Batchelder argued for a “progressive income tax,” saying that the current system is “mildly progressive” but that it could be “much more so.” She further expressed her disdain for creating tax provisions allowing people to save in tax-free savings accounts, calling this a “horrible idea.”
“I want to emphasize, it’s not just a mediocre idea. It’s basically the single worst program you can imagine,” she said. “It ends up helping the affluent the most, basically doing nothing for less-affluent people.”
CAP’s panelists would be hard pressed to cite the provision in the United States Constitution which mandates how people choose to save their money.

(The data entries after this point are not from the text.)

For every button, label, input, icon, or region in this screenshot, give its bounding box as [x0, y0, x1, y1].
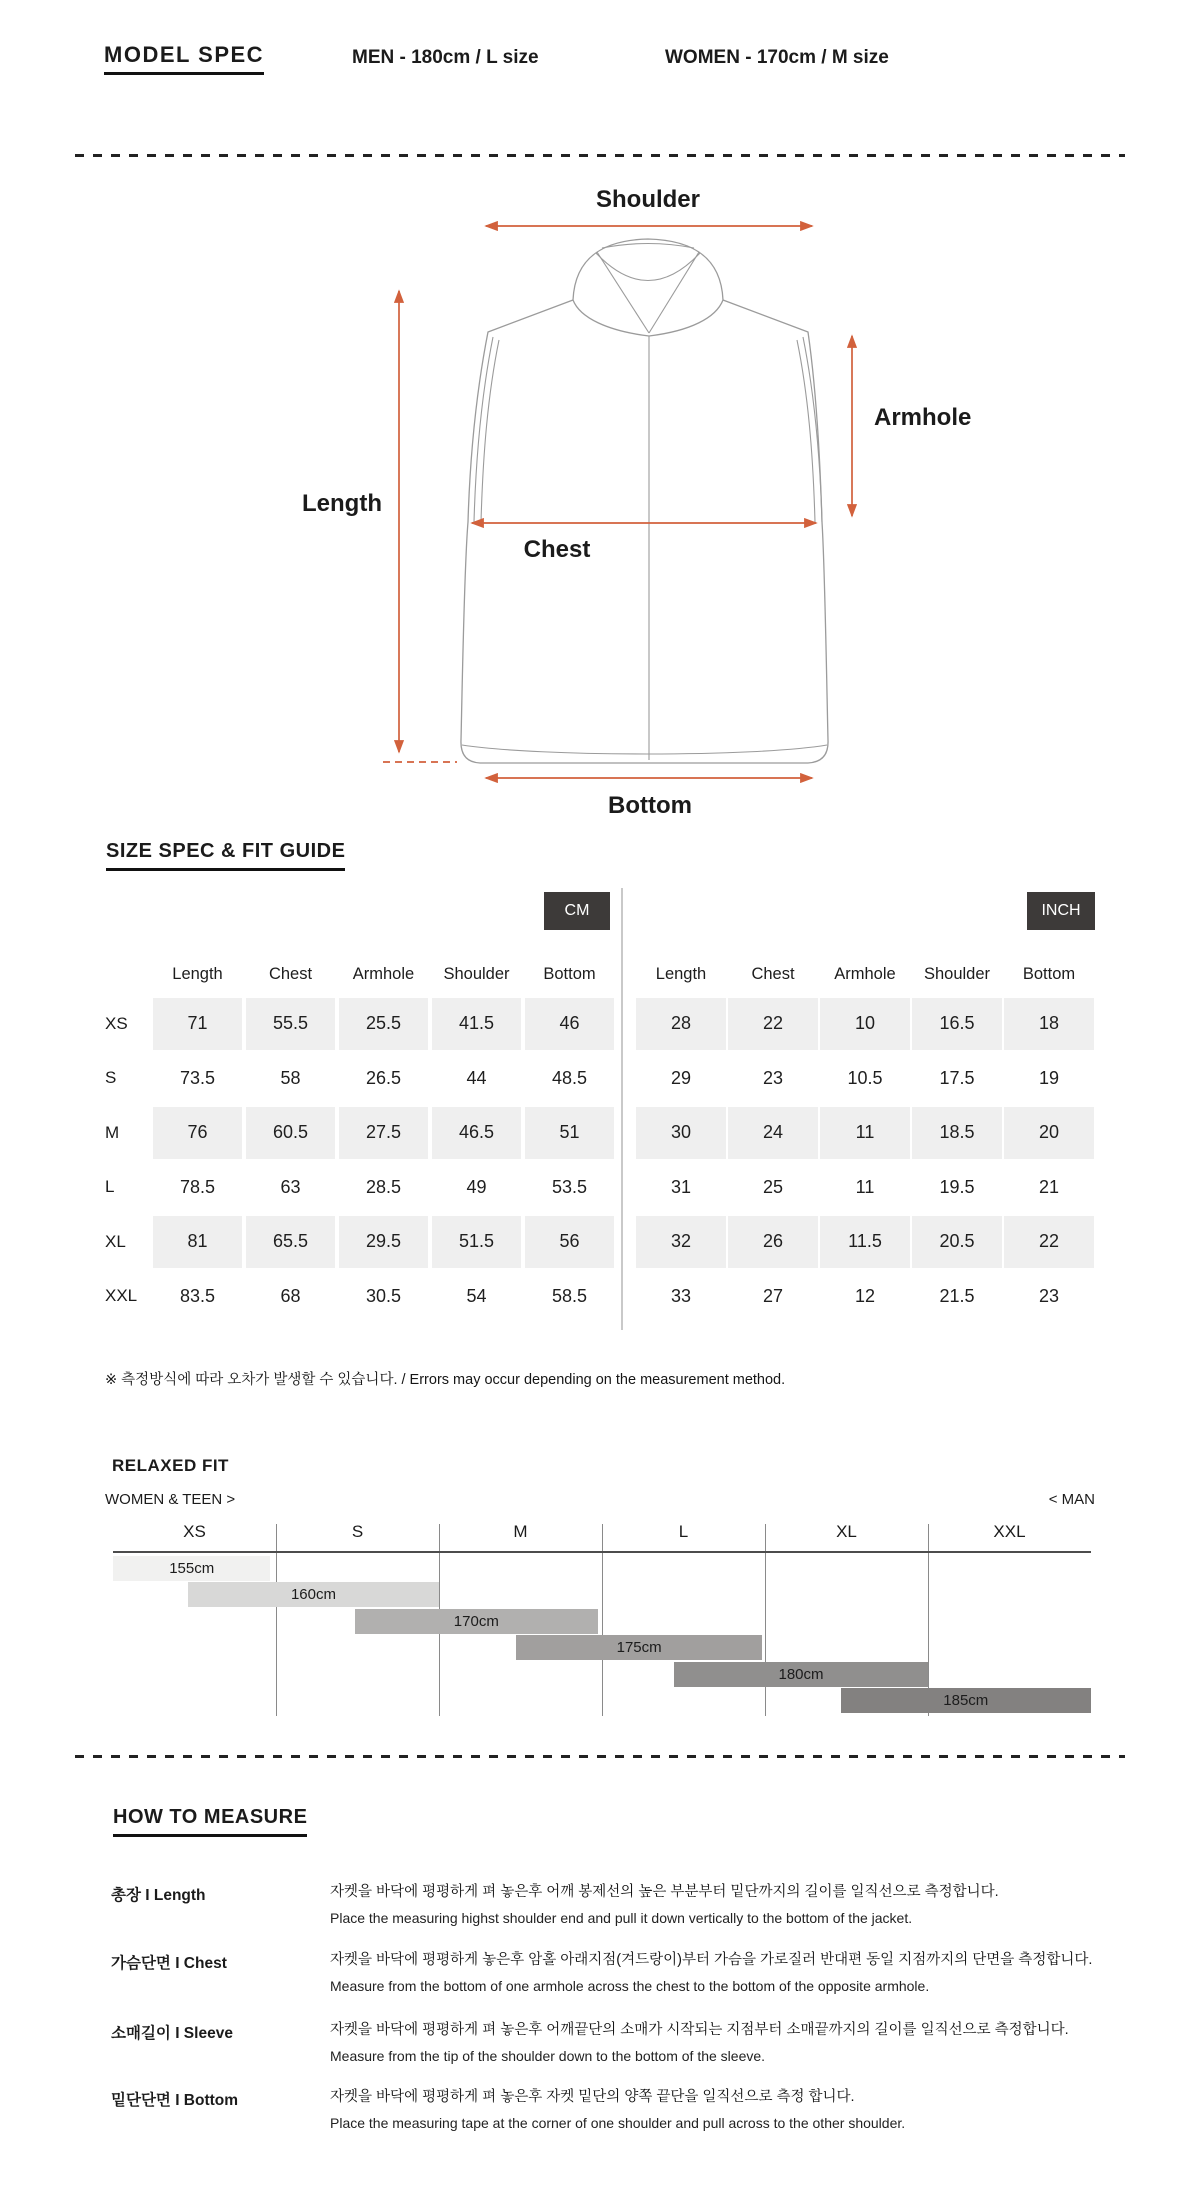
inch-cell: 21.5	[939, 1285, 975, 1306]
inch-cell: 29	[670, 1067, 692, 1088]
size-label: L	[105, 1177, 115, 1196]
measure-row-label: 가슴단면 I Chest	[111, 1955, 227, 1972]
inch-cell: 23	[1038, 1285, 1060, 1306]
inch-cell: 33	[670, 1285, 692, 1306]
measurement-note: ※ 측정방식에 따라 오차가 발생할 수 있습니다. / Errors may occur depending on the measurement method.	[105, 1372, 786, 1388]
table-divider	[621, 888, 623, 1330]
fit-size-label: M	[513, 1522, 528, 1541]
fit-size-label: S	[351, 1522, 364, 1541]
inch-cell: 26	[728, 1216, 818, 1268]
inch-cell: 30	[636, 1107, 726, 1159]
fit-bar-185cm	[841, 1688, 1091, 1713]
inch-col-header: Armhole	[834, 964, 896, 983]
inch-cell: 12	[854, 1285, 876, 1306]
measure-row-label: 소매길이 I Sleeve	[111, 2025, 233, 2042]
cm-col-header: Chest	[268, 964, 313, 983]
cm-unit-badge: CM	[544, 892, 610, 930]
fit-axis-line	[113, 1551, 1091, 1553]
shoulder-label: Shoulder	[595, 186, 700, 213]
inch-col-header: Shoulder	[923, 964, 991, 983]
size-label: M	[105, 1122, 120, 1142]
fit-size-label: XXL	[993, 1522, 1026, 1541]
cm-col-header: Armhole	[352, 964, 415, 983]
cm-cell: 68	[280, 1285, 301, 1306]
cm-cell: 56	[525, 1216, 614, 1268]
fit-size-label: XS	[183, 1522, 206, 1541]
size-label: XXL	[105, 1286, 138, 1305]
inch-cell: 23	[762, 1067, 784, 1088]
cm-cell: 58	[280, 1067, 301, 1088]
inch-cell: 11.5	[820, 1216, 910, 1268]
vest-outline	[461, 239, 828, 763]
cm-cell: 65.5	[246, 1216, 335, 1268]
measure-row-ko: 자켓을 바닥에 평평하게 놓은후 암홀 아래지점(겨드랑이)부터 가슴을 가로질러 반대편 동일 지점까지의 단면을 측정합니다.	[330, 1952, 1093, 1968]
inch-cell: 11	[820, 1107, 910, 1159]
cm-table	[105, 953, 614, 1322]
cm-cell: 51.5	[432, 1216, 521, 1268]
fit-bar-label: 175cm	[616, 1639, 662, 1657]
fit-guide-man-label: < MAN	[1048, 1491, 1095, 1508]
size-label: XL	[105, 1231, 126, 1251]
cm-cell: 41.5	[432, 998, 521, 1050]
cm-cell: 49	[466, 1176, 487, 1197]
inch-table	[636, 953, 1094, 1322]
cm-cell: 27.5	[339, 1107, 428, 1159]
model-spec-women: WOMEN - 170cm / M size	[665, 47, 889, 68]
inch-cell: 20	[1004, 1107, 1094, 1159]
fit-bar-175cm	[516, 1635, 762, 1660]
fit-size-label: L	[678, 1522, 689, 1541]
cm-cell: 81	[153, 1216, 242, 1268]
inch-cell: 25	[762, 1176, 784, 1197]
measure-row-en: Measure from the tip of the shoulder down to the bottom of the sleeve.	[330, 2048, 766, 2064]
how-to-measure-title: HOW TO MEASURE	[113, 1806, 307, 1837]
inch-col-header: Length	[655, 964, 707, 983]
measure-row-ko: 자켓을 바닥에 평평하게 펴 놓은후 어깨 봉제선의 높은 부분부터 밑단까지의 길이를 일직선으로 측정합니다.	[330, 1884, 999, 1900]
cm-cell: 46.5	[432, 1107, 521, 1159]
inch-cell: 22	[1004, 1216, 1094, 1268]
chest-label: Chest	[523, 536, 591, 563]
fit-bar-label: 155cm	[169, 1560, 215, 1577]
fit-guide-women-label: WOMEN & TEEN >	[105, 1491, 236, 1508]
measure-row-label: 총장 I Length	[111, 1887, 206, 1904]
cm-cell: 25.5	[339, 998, 428, 1050]
fit-bar-160cm	[188, 1582, 438, 1607]
measure-row-en: Measure from the bottom of one armhole across the chest to the bottom of the opposite armhole.	[330, 1978, 930, 1994]
cm-cell: 48.5	[551, 1067, 588, 1088]
cm-cell: 29.5	[339, 1216, 428, 1268]
inch-cell: 22	[728, 998, 818, 1050]
cm-cell: 54	[466, 1285, 487, 1306]
divider-top	[75, 154, 1125, 157]
fit-bar-label: 180cm	[778, 1665, 824, 1683]
inch-cell: 18	[1004, 998, 1094, 1050]
fit-bar-170cm	[355, 1609, 599, 1634]
inch-cell: 24	[728, 1107, 818, 1159]
cm-cell: 55.5	[246, 998, 335, 1050]
inch-cell: 31	[670, 1176, 692, 1197]
inch-col-header: Chest	[751, 964, 795, 983]
cm-cell: 78.5	[179, 1176, 216, 1197]
cm-cell: 60.5	[246, 1107, 335, 1159]
inch-cell: 17.5	[939, 1067, 975, 1088]
bottom-label: Bottom	[608, 792, 692, 819]
page-title: MODEL SPEC	[104, 42, 264, 75]
measure-row-ko: 자켓을 바닥에 평평하게 펴 놓은후 자켓 밑단의 양쪽 끝단을 일직선으로 측정 합니다.	[330, 2089, 855, 2105]
inch-cell: 10	[820, 998, 910, 1050]
length-label: Length	[302, 490, 382, 517]
fit-bar-155cm	[113, 1556, 270, 1581]
cm-col-header: Bottom	[543, 964, 596, 983]
inch-cell: 20.5	[912, 1216, 1002, 1268]
cm-cell: 53.5	[551, 1176, 588, 1197]
inch-unit-badge: INCH	[1027, 892, 1095, 930]
cm-cell: 73.5	[179, 1067, 216, 1088]
cm-col-header: Length	[172, 964, 223, 983]
inch-cell: 11	[855, 1176, 875, 1197]
armhole-label: Armhole	[874, 404, 972, 431]
inch-cell: 32	[636, 1216, 726, 1268]
cm-cell: 51	[525, 1107, 614, 1159]
inch-cell: 18.5	[912, 1107, 1002, 1159]
measure-row-ko: 자켓을 바닥에 평평하게 펴 놓은후 어깨끝단의 소매가 시작되는 지점부터 소매끝까지의 길이를 일직선으로 측정합니다.	[330, 2022, 1069, 2038]
inch-cell: 10.5	[847, 1067, 883, 1088]
cm-col-header: Shoulder	[443, 964, 510, 983]
fit-bar-label: 170cm	[453, 1612, 499, 1630]
size-spec-title: SIZE SPEC & FIT GUIDE	[106, 840, 345, 871]
vest-diagram	[0, 160, 1200, 840]
measure-row-en: Place the measuring highst shoulder end and pull it down vertically to the bottom of the jacket.	[330, 1910, 913, 1926]
fit-bars	[113, 1556, 1091, 1716]
cm-cell: 46	[525, 998, 614, 1050]
cm-cell: 58.5	[551, 1285, 588, 1306]
cm-cell: 83.5	[179, 1285, 216, 1306]
cm-cell: 30.5	[365, 1285, 402, 1306]
divider-bottom	[75, 1755, 1125, 1758]
inch-cell: 19	[1038, 1067, 1060, 1088]
fit-bar-180cm	[674, 1662, 927, 1687]
size-label: XS	[105, 1013, 128, 1033]
cm-cell: 63	[280, 1176, 301, 1197]
model-spec-men: MEN - 180cm / L size	[352, 47, 539, 68]
measure-row-label: 밑단단면 I Bottom	[111, 2092, 239, 2109]
inch-cell: 28	[636, 998, 726, 1050]
inch-cell: 21	[1038, 1176, 1060, 1197]
measure-row-en: Place the measuring tape at the corner of one shoulder and pull across to the other shoulder.	[330, 2115, 906, 2131]
inch-cell: 19.5	[939, 1176, 975, 1197]
fit-guide-title: RELAXED FIT	[112, 1456, 229, 1475]
size-label: S	[105, 1068, 117, 1087]
fit-size-label: XL	[836, 1522, 857, 1541]
cm-cell: 71	[153, 998, 242, 1050]
cm-cell: 26.5	[365, 1067, 402, 1088]
inch-cell: 27	[762, 1285, 784, 1306]
fit-bar-label: 160cm	[290, 1586, 336, 1604]
cm-cell: 44	[466, 1067, 487, 1088]
fit-bar-label: 185cm	[943, 1692, 989, 1709]
inch-col-header: Bottom	[1022, 964, 1076, 983]
cm-cell: 76	[153, 1107, 242, 1159]
inch-cell: 16.5	[912, 998, 1002, 1050]
cm-cell: 28.5	[365, 1176, 402, 1197]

Moreover, the questionable circumstances surrounding the ratification of the 16th Amendment (which allowed Congress to collect taxes on incomes) have been pointed out by groups such as the We the People Foundation for Constitutional Education.
An even more interesting discussion would be how one can reconcile the Internal Revenue Code’s (IRC) definition of “income” (defined as “income from whatever source derived”) and the Supreme Court’s definition of taxable “income” (defined as a “corporate profit” in the case of Doyle v. Mitchell in 1918).
In her new book, Slaying Leviathan, former Accuracy In Academia executive director Leslie Carbone challenges these and other similar notions concerning the morality of the tax code, and argues that tinkering with the code in order to provide incentives desired by progressives leads to the populace looking to an impersonal government to dictate their personal behavior.
During Accuracy in Academia’s Author’s Night on October 15, 2009, Carbone said that she was “encouraged” by the new and vigorous debate about these constitutional issues. Those who attended this summer’s town halls and Glenn Beck’s 9-12 Project would certainly agree that as this movement gains momentum, Carbone’s message is timely and her optimism is well-placed.
Brittany Fortier is an intern at the American Journalism Center, a training program run by Accuracy in Media and Accuracy in Academia.